April 5, 2013

Ode To Students

I have the kind of job where I often get the chance to think, "Wow. I'm really interested in what this student wrote."

Where I sometimes get to think, "Wow. I'm really proud of what this student has ended up writing."

And then there are those very rare moments when I get to think, "Wow. I wish I had written what this student wrote."

Sometimes, I am lucky enough to read a piece of student writing that leaves me with a true sense of wonder. How can someone so young say something so simply, so beautifully? Usually it is in moments when they are writing unselfconsciously, as in an email written late at night, or in the writing journals I have them keep. It was in one such journal that I came across this sentence:

English is the study of poorly defined questions.

I find myself...lingeringly troubled by this statement. Not because I think this student was knocking his English class, but because of those two descriptors: "poorly defined." As if to ask a question without a rigid shape, and without an easy answer, is something not quite to be trusted. As if by making a question blurry, it loses some of its potency; loses some of its importance.
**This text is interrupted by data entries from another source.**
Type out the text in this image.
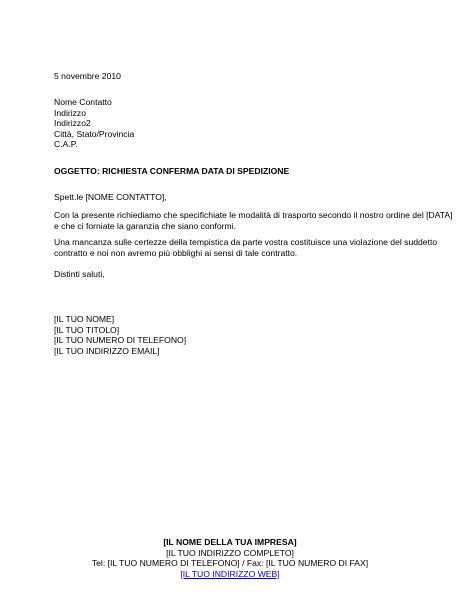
5 novembre 2010
Nome Contatto
Indirizzo
Indirizzo2
Città, Stato/Provincia
C.A.P.
OGGETTO: RICHIESTA CONFERMA DATA DI SPEDIZIONE
Spett.le [NOME CONTATTO],
Con la presente richiediamo che specifichiate le modalità di trasporto secondo il nostro ordine del [DATA]
e che ci forniate la garanzia che siano conformi.
Una mancanza sulle certezze della tempistica da parte vostra costituisce una violazione del suddetto
contratto e noi non avremo più obblighi ai sensi di tale contratto.
Distinti saluti,
[IL TUO NOME]
[IL TUO TITOLO]
[IL TUO NUMERO DI TELEFONO]
[IL TUO INDIRIZZO EMAIL]
[IL NOME DELLA TUA IMPRESA]
[IL TUO INDIRIZZO COMPLETO]
Tel: [IL TUO NUMERO DI TELEFONO] / Fax: [IL TUO NUMERO DI FAX]
[IL TUO INDIRIZZO WEB]
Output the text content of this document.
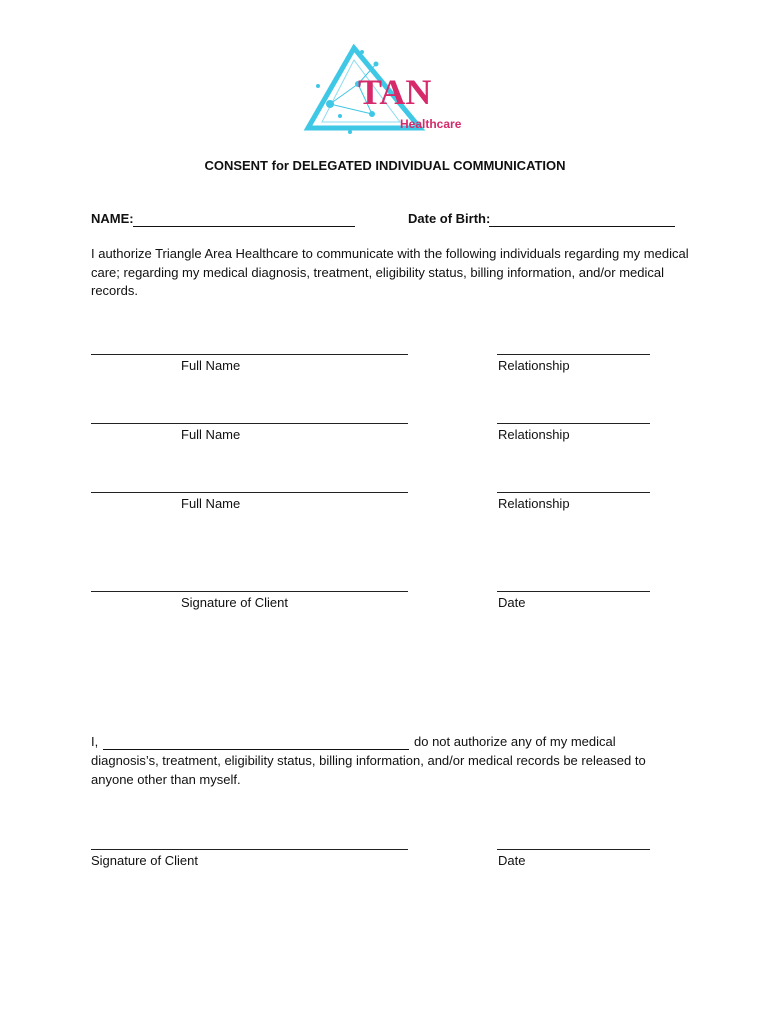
TAN
Healthcare
CONSENT for DELEGATED INDIVIDUAL COMMUNICATION
NAME:	Date of Birth:
I authorize Triangle Area Healthcare to communicate with the following individuals regarding my medical care; regarding my medical diagnosis, treatment, eligibility status, billing information, and/or medical records.
Full Name	Relationship
Full Name	Relationship
Full Name	Relationship
Signature of Client	Date
I,	do not authorize any of my medical
diagnosis’s, treatment, eligibility status, billing information, and/or medical records be released to anyone other than myself.
Signature of Client	Date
Here's what I have to say about poorly defined questions (which, I warn you, is probably going to be a little obtuse):

They ask you not to calculate, but to explore. Not to find some right answer--the what--but the WHY. Why do things fall apart? Why do things hold together?

I understand why these questions are troubling. Poorly defined questions are steps into a dark tunnel, not knowing what you'll find there; they are expeditions that could lead you anywhere, or everywhere, or nowhere. They can make you feel like you're throwing yourself off a cliff with no means to claw your way back up. But they are also about making connections between different ideas, different threads, different moments in a piece of literature, and using them to find a larger possible truth. Why do things fall apart in Lord of the Flies? There are many reasons, and they all lead back to the question of whether we, as humans, are inherently good. Whether compassion and empathy can withstand the blunt force of the need to survive and to control. Are there clear answers to these questions? Are there easy answers? No. But might they lead us to conclusions that matter? I think so.

For me, poorly defined English aren't about answers. They are about the means by which you seek those answers--intellectually and otherwise--and what you might discover along the way. I love asking these questions in my classes because I learn about my students through the answers they give. I can ask a room of students, "What is the American Dream?" and they can answer in one of so many different ways, all of which can be both right and wrong. All of which will give me some insight into what interests my students, and what drives them, and what matters to them, which ends up being what matters to all of us.

What do I love about poorly defined questions? That essentially they are all asking about the same thing: about what it is to be alive in the world. And those questions will always result in different answers, and the same answers.